Hiding a user's own deleted questions from them has always a been a bad idea*, whether they're banned, whether they're <10k+ users, whether the questions are more than 60 days old, whatever.
So yes, let's stop doing that, as there's clearly a genuine benefit to allowing people to see their previous mistakes and either benefit from them, or at least not be able to waste moderator time by trying to pretend they didn't exist. (They'll still try to feign innocence, it's just easier for the mod to reply with a link to their deleted questions, perhaps "See https://stackoverflow.com/users/deleted-questions/userid".)
Keep it a link from the list of questions, but make the link more prominent for banned users or users with a history of questions being deleted by the community. Something like:
You've asked questions which have been deleted by the community [...], click here to see them to understand why they've been deleted.
...where [...] is:
- "and have lead to a question ban" if the user is banned
- "and may lead to a question ban" if the user is at risk but not yet banned
Leave the link as-is for users who just have the odd deleted question.
On the list of deleted questions, if the user has been banned or is at risk of a ban, say that, and why. That way mods don't have to explain anything, just refer the user to their deleted questions.

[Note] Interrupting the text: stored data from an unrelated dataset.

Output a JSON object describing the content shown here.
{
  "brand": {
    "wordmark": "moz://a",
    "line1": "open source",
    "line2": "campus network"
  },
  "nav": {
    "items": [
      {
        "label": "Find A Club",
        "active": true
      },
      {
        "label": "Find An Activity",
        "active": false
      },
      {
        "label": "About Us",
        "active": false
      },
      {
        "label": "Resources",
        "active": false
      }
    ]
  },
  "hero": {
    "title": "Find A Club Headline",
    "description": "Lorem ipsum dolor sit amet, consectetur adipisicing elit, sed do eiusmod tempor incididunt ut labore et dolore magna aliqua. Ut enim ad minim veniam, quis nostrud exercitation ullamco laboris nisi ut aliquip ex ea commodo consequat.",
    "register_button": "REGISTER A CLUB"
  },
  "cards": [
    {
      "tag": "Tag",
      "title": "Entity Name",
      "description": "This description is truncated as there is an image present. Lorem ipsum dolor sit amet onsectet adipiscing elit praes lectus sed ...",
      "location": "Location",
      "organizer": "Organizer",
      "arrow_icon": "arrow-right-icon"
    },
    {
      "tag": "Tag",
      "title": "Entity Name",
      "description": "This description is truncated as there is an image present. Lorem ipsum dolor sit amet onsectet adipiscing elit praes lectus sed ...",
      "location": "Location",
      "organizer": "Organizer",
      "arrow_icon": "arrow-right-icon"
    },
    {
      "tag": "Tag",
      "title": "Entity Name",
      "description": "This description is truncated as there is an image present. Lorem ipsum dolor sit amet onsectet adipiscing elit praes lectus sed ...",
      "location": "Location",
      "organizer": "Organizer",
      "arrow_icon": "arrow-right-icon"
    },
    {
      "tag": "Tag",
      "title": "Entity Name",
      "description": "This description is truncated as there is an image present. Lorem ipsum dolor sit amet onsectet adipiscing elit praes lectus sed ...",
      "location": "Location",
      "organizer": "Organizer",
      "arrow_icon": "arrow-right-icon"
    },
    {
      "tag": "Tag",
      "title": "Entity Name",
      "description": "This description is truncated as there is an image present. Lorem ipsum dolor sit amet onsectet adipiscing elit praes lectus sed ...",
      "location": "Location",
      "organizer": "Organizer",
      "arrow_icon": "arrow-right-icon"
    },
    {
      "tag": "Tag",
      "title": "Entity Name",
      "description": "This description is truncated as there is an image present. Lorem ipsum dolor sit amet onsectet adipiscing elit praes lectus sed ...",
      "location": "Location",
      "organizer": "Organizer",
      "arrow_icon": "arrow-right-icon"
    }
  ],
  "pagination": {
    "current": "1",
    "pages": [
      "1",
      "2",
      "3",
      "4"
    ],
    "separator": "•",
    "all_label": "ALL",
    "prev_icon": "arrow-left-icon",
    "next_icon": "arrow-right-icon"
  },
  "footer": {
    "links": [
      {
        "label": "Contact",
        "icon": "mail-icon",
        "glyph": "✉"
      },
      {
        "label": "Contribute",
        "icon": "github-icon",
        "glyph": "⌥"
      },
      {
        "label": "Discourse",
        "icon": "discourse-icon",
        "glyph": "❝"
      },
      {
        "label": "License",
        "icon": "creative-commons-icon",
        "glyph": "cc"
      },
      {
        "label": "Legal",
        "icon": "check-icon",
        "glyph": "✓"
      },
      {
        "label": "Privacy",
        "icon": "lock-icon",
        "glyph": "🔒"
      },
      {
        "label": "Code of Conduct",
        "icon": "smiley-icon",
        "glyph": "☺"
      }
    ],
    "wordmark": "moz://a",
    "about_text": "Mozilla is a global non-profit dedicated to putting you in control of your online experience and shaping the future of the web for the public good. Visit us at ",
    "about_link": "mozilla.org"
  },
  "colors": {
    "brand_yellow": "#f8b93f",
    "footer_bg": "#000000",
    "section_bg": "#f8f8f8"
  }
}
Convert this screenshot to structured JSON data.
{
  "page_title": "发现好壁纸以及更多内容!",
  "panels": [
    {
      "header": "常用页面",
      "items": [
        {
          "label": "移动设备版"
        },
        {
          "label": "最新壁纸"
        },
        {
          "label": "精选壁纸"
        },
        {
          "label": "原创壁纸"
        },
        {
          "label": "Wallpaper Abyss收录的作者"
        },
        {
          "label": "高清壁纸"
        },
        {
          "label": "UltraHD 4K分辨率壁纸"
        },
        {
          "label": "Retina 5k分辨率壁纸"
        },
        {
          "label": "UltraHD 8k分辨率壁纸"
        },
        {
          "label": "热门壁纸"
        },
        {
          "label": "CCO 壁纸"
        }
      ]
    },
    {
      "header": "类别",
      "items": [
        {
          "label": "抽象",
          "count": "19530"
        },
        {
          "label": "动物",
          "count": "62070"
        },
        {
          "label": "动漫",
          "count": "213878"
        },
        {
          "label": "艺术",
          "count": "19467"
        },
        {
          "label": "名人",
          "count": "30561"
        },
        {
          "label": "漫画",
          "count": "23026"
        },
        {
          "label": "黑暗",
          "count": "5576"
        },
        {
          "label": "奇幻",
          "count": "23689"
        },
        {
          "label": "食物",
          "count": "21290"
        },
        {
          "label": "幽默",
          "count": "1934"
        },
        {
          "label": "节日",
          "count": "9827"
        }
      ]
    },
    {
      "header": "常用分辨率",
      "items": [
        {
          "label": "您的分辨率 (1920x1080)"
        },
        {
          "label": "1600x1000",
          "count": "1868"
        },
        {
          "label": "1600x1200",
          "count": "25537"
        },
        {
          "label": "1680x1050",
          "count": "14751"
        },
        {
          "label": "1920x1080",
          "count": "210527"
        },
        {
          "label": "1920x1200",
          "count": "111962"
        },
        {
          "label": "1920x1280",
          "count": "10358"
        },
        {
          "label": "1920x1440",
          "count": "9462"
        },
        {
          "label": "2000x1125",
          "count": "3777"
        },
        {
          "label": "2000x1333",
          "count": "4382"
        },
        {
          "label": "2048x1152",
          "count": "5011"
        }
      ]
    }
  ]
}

* Barring, that is, it being an absolute necessity because of the volume of them; e.g., if the database would be completely swamped with dumps of homework assignments. (I know lots of — all? — deleted questions/answers are kept; what I don't know is whether deleted questions from banned, inactive, clearly one-off accounts are actually physically deleted at some point or just not indexed/made accessible.) But even then, perhaps there are alternate approaches to actual deletion.